How machine is engineered?

A machine is defined as an apparatus for applying mechanical power, consisting of a number of interrelated parts, each having a definite function. The manufacture of a machine consists of cutting suitably shaped parts and fitting them together so that their joint mechanical action should provide a required function. The structure of machines and the working of their structure are thus shaped by man, even while their material and the forces that operate them obey the laws of inanimate nature. In constructing a machine and supplying it with power, we harness the laws of nature at work in the machine’s material and its driving force, and make them serve our purpose. This harness is not unbreakable; the structure of the machine, and thus its working, can break down. But this will not affect the forces of inanimate nature on which the operation of the machine relied; it merely releases these forces from the restriction the machine imposed on them before it broke down.

Therefore the machine, as a whole, works under control of two distinct principles: the higher principle, the machine’s design and the lower principle, the law of inanimate nature on which the machine relies. Higher level properties are emergent in the sense that they are not reducible to the lower level principles. (For example, the shape of a cup is not reducible to the laws of physics.) The higher level harnesses the lower one, the lower level is the foundation and therefore independent of the level above. Hence, a machine is a system of dual control that relies, for the operations of its higher principle, on the working of the lower principle.

The higher-level relies for its operations on the level below and reduces the scope of the operation of the particulars at the level below by imposing on it a boundary that harnesses it to the service of the higher level. Because any machine operates under two levels of constraints, the design of machine therefore is to first identify the particulars of the lower level and its governing constraint and then synthesize the higher-level constraint, or ways of harnessing lower level particulars, to implement required functions.

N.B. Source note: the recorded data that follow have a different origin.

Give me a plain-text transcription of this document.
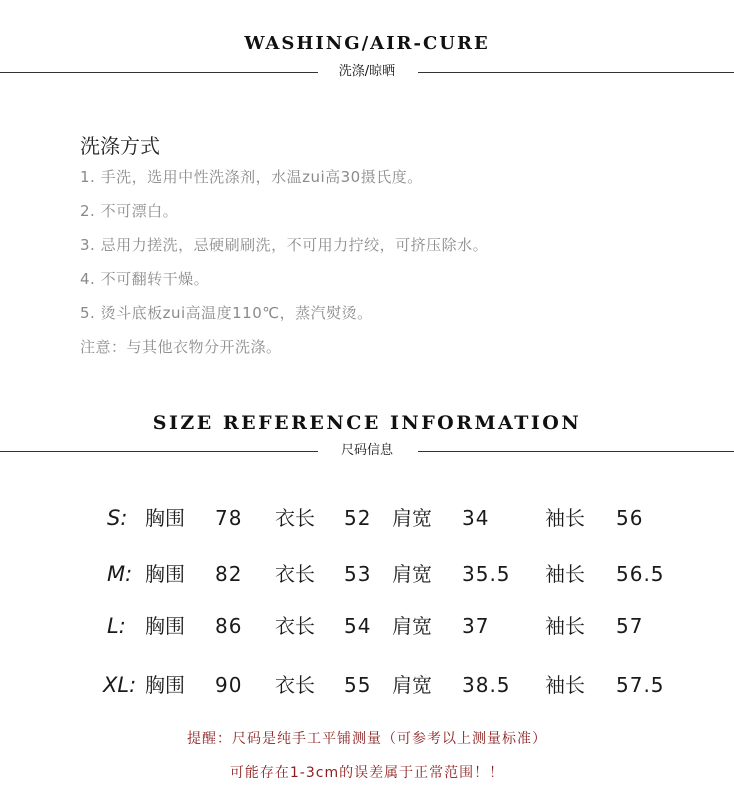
WASHING/AIR-CURE
洗涤/晾晒
洗涤方式
1. 手洗，选用中性洗涤剂，水温zui高30摄氏度。
2. 不可漂白。
3. 忌用力搓洗，忌硬刷刷洗，不可用力拧绞，可挤压除水。
4. 不可翻转干燥。
5. 烫斗底板zui高温度110℃，蒸汽熨烫。
注意：与其他衣物分开洗涤。
SIZE REFERENCE INFORMATION
尺码信息
S: 胸围 78 衣长 52 肩宽 34	袖长 56
M: 胸围 82 衣长 53 肩宽 35.5 袖长 56.5
L: 胸围 86 衣长 54 肩宽 37	袖长 57
XL: 胸围 90 衣长 55 肩宽 38.5 袖长 57.5
提醒：尺码是纯手工平铺测量（可参考以上测量标准）
可能存在1-3cm的误差属于正常范围！！
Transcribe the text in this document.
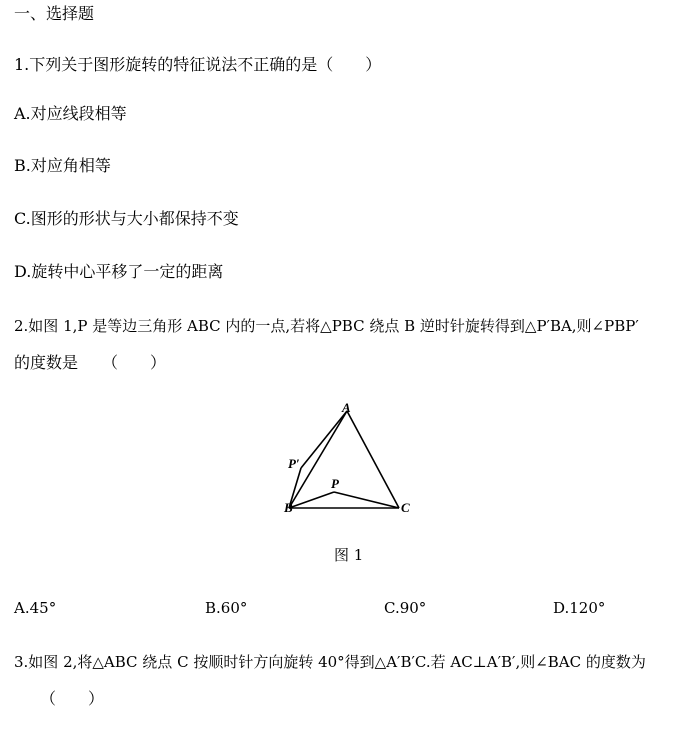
一、选择题
1.下列关于图形旋转的特征说法不正确的是（　　）
A.对应线段相等
B.对应角相等
C.图形的形状与大小都保持不变
D.旋转中心平移了一定的距离
2.如图 1,P 是等边三角形 ABC 内的一点,若将△PBC 绕点 B 逆时针旋转得到△P′BA,则∠PBP′
的度数是　　（　　）
A
P′
P
B	C
图 1
A.45°	B.60°	C.90°	D.120°
3.如图 2,将△ABC 绕点 C 按顺时针方向旋转 40°得到△A′B′C.若 AC⊥A′B′,则∠BAC 的度数为
（　　）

The main task of engineers is to apply their scientific knowledge, the knowledge of lower-level principles to identify lower level particulars and their governing laws, and technological knowledge, the knowledge of higher-level principles or the knowledge of design to implement required functions, to the solution of technical problems. They then optimize these solutions within the requirements and constraints of the project. For example, electronic engineers apply circuit design knowledge to the electronic properties of materials to build circuits. Mechanical engineers apply mechanical design knowledge to the mechanical properties of different materials to build machines. Without a solid knowledge of the material mechanics, the lower level principle, we build bridges that cannot be accounted for.